Each chapter contains helpful information for those in large organizations. In sum, more emphasis needs to be placed on organizational factors, not human factors. The human condition will always be with us and people will always make mistakes. Focus on your systems and processes-and fix those if you can.
It took a lot of time for me to swim through this book, but it was rewarding. At the time I worked at an airline; the discovery from this book that the best and brightest are often the perpetrators of the gravest errors was eye-opening! There are many other gems of knowledge in this book, including a very rich bibliography that I want to get to this year. :) The best information to be gleaned from James Reason's book is that "engineering a safety culture" is the only way for businesses, governments, and institutions to avoid catastrophe, and it includes placing barriers to human error and acts of God in the process. It's fascinating to read about large-scale failures of the system...
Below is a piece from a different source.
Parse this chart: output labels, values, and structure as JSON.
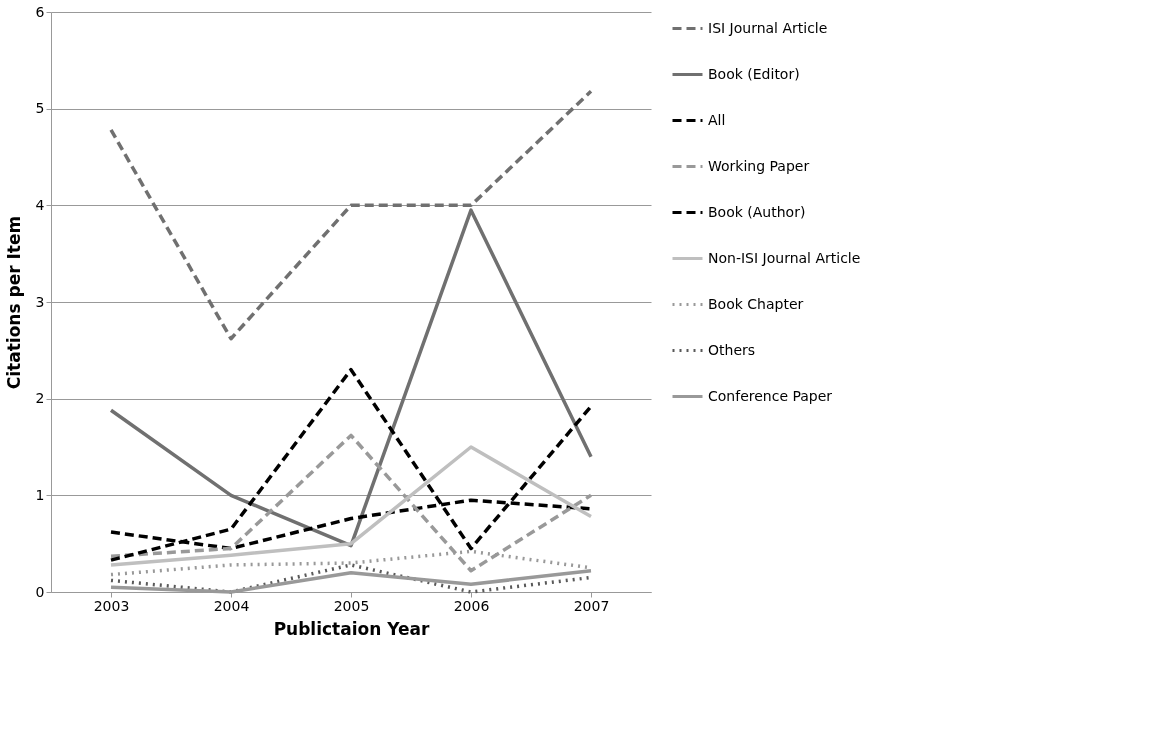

A cornerstone of risk management and a useful toolbox for whoever is interested in this field. Identification of human error is not the conclusion of an investigation after an adverse event but is the starting point for understand what you can change in workplace's organization. The book gives useful classifications (the noteworthy slip, lap, mistake for example) and describes how to implement a safety culture. Too many examples of aviation disasters and none of adverse events in healthcare. In spite of this, a great book
This book provides some very good insight and food for thought.
I would only recommend it to someone very interested in safety. It is not a light read, and takes some wading through it. But it is interesting to a safety professional.
I think that he goes overboard on trying to depict some things with graphics. Maybe it is because I had trouble in getting what he was trying to show that he couldn't do with words, and I just didn't "get" some of them.
This book has become a staple and a core to the safety profession. Its concepts are solid and are still highly relevant to the current day and age. It is well known for the introduction of the "Swiss cheese" concept where he likens safety defenses to layers of Swiss cheese. Accidents occur when an accident projectile defeats all the holes in the defenses. A worthwhile read for anyone looking to understand safety
The premier ... Harus dibaca oleh novice dan expert alike. Buku yang sangat bagus untuk pendamping buku teks kuliahan... Kalau buku teks menyajikan teori dan metode K3, buku ini membuat kita waspada di mana saja teori dan metode itu bisa salah dan gagal.